Residents of Protection Island, across the harbour fron Nanaimo, are balking at this year's property assessment rates, calling the increases "bizarre" and "alarming."
B.C. Assessment mailed out thousands of notices this month, noting most homeowners will see modest increases no higher than five per cent.
But Protection Island has bucked the trend with assessments on more than 100 inland homes rising by more than 10 per cent.
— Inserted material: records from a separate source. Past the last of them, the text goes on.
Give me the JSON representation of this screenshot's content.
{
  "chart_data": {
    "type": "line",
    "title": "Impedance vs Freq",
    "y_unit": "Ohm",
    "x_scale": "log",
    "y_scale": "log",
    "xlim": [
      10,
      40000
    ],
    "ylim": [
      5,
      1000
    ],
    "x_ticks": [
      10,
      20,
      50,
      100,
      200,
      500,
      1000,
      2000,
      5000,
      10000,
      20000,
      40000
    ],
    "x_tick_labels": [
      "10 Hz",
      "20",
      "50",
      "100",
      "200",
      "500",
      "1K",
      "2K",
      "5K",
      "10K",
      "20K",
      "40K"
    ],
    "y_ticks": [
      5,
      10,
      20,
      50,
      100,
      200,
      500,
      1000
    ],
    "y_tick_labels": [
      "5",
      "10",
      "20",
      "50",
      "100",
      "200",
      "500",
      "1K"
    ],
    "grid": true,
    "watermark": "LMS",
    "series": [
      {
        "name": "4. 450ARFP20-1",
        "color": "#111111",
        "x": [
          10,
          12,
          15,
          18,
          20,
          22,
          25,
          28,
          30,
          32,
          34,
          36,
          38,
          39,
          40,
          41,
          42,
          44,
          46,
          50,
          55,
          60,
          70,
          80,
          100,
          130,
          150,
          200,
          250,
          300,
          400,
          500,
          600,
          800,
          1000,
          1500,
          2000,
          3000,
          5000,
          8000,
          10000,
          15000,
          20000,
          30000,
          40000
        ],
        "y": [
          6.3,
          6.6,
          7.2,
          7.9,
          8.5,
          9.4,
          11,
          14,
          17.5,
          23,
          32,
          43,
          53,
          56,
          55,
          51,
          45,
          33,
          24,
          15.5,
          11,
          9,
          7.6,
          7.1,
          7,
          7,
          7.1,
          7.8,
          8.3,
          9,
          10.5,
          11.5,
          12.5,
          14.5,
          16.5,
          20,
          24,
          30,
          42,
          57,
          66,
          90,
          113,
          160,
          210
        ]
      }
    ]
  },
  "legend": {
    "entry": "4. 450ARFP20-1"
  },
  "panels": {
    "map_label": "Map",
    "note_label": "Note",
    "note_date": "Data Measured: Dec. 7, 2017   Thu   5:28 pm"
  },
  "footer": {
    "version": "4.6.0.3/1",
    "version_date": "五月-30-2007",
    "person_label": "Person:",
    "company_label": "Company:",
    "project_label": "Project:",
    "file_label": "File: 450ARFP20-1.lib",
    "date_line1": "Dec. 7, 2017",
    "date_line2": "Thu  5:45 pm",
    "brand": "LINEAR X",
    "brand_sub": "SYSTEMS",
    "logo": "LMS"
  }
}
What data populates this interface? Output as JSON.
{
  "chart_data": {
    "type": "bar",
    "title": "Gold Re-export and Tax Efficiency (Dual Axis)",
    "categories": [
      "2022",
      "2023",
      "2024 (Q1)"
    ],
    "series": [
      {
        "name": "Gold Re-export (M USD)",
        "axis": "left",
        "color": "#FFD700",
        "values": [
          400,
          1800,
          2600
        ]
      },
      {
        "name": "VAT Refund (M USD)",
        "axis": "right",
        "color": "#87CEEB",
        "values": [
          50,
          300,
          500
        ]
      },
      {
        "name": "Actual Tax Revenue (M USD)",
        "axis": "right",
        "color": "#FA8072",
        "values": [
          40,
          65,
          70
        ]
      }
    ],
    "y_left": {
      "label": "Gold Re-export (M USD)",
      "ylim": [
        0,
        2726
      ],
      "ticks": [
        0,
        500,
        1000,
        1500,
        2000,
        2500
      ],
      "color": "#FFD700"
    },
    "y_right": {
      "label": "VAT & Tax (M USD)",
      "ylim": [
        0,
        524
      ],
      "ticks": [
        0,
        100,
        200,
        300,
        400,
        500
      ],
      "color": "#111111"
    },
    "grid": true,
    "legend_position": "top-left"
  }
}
Residents call the change puzzling and have appealed to B.C. Assessment to review their values.
Larry Iwaskow says he opened the notice for his 16-year-old Protection Island home and was "outright shocked" at the 32 per cent increase over 2012. He hasn't done any renovations on the house and can't account for the change.
Neither can Barbara LeBrasseur, whose inland home went up 21 per cent, or resident David Essig, whose property value rose 35 per cent.
"I don't know how on earth they came up with this," LaBrasseur said. "I haven't done any improvements, there has definitely been no sales in my area and I am not on the waterfront . . . it strikes me as odd."
Central Island assessor Bill MacGougan said B.C. Assessment is reviewing properties on Protection Island and acknowledges some have seen increases they shouldn't have.
There were 133 inland properties that saw values bump up by 10 per cent or higher over 2012, with at least one home seeing a 55-per-cent jump.
Rates above 20 per cent are "unusual" according to MacGougan, who says they have been communicating with island residents about the extreme value changes.
Some homes had seen major renovations or were undervalued in 2012 accounting for a rise in this year's assessment, he said and at least 40 were mistakenly included in the group.
"It was late in the project . . . that this came to our attention that we needed to make changes," MacGougan said. "We had to get the assessment roll out but we recognized we needed to have a deeper look (into Protection Island properties)."
Essig is glad for the second glance.
His home value rose from $289,000 to $390,000 this year, which he says is likely more than the market value.
Residents looking to appeal must file before Jan. 31.